Spurs are on their way to Wembley, Tottenham’s gonna do it again! It’s lucky for Spurs when the year ends in one, as they booked their place in the first Wembley final since 2015 with a comfortable victory against Championship high-flyers Brentford on Tuesday.

No manager has played in more domestic finals in England than Jose Mourinho since his debut season in the country, and his team selection proved how seriously he wants to win a trophy. As a result, Spurs very much started on the front foot, getting forward early, with Sergio Reguilón forcing an early corner.

After ten minutes, as Brentford had been starting to show their talent, Reguilón whipped a gorgeous left-footed cross into the box towards Moussa Sissoko, who must’ve thought he’d recieved an early Christmas present with the amount of space he had to himself inside the Brentford box.

He made no mistake, impeccably guiding the ball past David Raya to score his first goal since December 2019 (his last goal, coming against Burnley, was overshadowed by a certain Korean winger’s individual slaloming piece of excellence).

To the delight of many, Spurs did not sit back on their 1-0 lead, instead pushed for a second. Often through Reguilón on the left, or through Tanguy Ndombele down the middle. However, they failed to create too much of note in the first half, bar a Lucas Moura header from a corner, which was well saved by Raya.

Brentford had some chances of their own, Bryan Mbuemo causing havoc down the right wing, but Eric Dier and Davinson Sánchez held firm.

Brentford’s best chance of the game came a few minutes into the second half. Mbuemo rounded Sánchez on the right and fizzed the ball back to Ivan Toney, usually excellent in front of goal.

Yet, he found his effort heroically blocked by Serge Aurier, who very much made the most of his opportunity to show his worth after the Leicester rugby tackle. Almost instantly after, he missed a wonderful chance at the other end, sending his shot over the bar after some good work by Lucas.

Kane took a free kick after 52 minutes. It went in the general direction of the goal, and that’s all we’ll say on that.

After some minor chances at either end, Tottenham’s set-piece woes continued, with Ivan Toney heading home into an empty net after Hugo Lloris was unable to fully clear a header from Pinnock.

His celebrations were muted, perhaps in the fear of what could come. And indeed, the dreaded VAR check ensued, and ruled his knee to have been offside- by no more than millimetres. It was incredibly close- but rules are rules. No goal!

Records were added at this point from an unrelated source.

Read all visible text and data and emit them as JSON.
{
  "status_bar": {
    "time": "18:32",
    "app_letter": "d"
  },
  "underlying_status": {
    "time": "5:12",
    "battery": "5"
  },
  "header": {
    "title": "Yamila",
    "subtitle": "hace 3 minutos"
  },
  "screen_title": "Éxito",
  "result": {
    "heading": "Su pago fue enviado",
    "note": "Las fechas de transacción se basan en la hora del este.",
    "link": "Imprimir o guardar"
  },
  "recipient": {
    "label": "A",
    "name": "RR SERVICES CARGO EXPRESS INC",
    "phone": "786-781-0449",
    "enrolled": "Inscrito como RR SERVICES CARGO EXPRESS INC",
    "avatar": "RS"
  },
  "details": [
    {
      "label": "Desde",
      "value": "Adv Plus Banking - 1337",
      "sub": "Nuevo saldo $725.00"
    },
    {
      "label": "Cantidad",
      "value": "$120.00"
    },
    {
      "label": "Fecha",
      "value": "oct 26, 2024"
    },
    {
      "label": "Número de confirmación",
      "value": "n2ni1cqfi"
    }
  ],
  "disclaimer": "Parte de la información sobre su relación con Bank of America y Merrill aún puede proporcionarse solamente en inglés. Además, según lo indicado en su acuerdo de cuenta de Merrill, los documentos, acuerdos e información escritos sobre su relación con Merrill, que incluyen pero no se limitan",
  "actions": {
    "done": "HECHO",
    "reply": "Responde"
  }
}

Spurs looked to push on and make the most of their stroke of luck, and it was only a matter of minutes before the inevitable happened. Tanguy Ndombele played a wonderfully weighted pass in behind the defence, and Heung-Min Son, after already running what seemed like the length of the pitch, latched on to it and fired home to stretch the lead and put the game seemingly beyond doubt.

In quick succession, Harry Kane and Tanguy Ndombele came close to extending the lead even further, but were denied by Raya and the post respectively, before Pierre-Emile Højbjerg was horribly sent to the ground by a challenge from former Arsenal graduate Josh Dasilva, leaving a huge gash down his leg.

Intentional? Probably not. But excruciating to watch? Absolutely. Referee Mike Dean sent him for an early bath after consulting with VAR. With ten men remaining on the field, it was over for Brentford. After a heated exchange of words, Højbjerg was (against his wishes) brought off the pitch to be replaced by Japhet Tanganga, as Mourinho couldn’t take any risks. It was another fantastic performance from the Dane, who won 13 duels, and had a passing accuracy of 88%.

Chas and Dave could be heard over the Tottenham Hotspur Speakers at full time, as Wembley beckons. Moussa Sissoko didn’t know it, but ‘Ossie’s Dream’ would have brought memories back to some of the older Tottenham faithful, released in 1981. The side would go on to beat Manchester City 3-2 in an FA Cup final replay to take home the famous old trophy. As Chas and Dave (and the Tottenham side of 1991) also told us, “it’s lucky for Spurs when year ends in one, we first won the cup when the century begun”. And indeed, a third of our major trophies have been won in years ending in 1. Coincidence? Or will we get our 25th major trophy in April? Will we end 13 years of hurt?

The cup action doesn’t stop there. Spurs travel north to the home of eighth-tier Marine FC, at 5pm on Sunday 10th January, to contest what will be Tottenham’s first FA Cup match against non-league opposition since 1995, in which they played out a 3-0 win over Altrincham.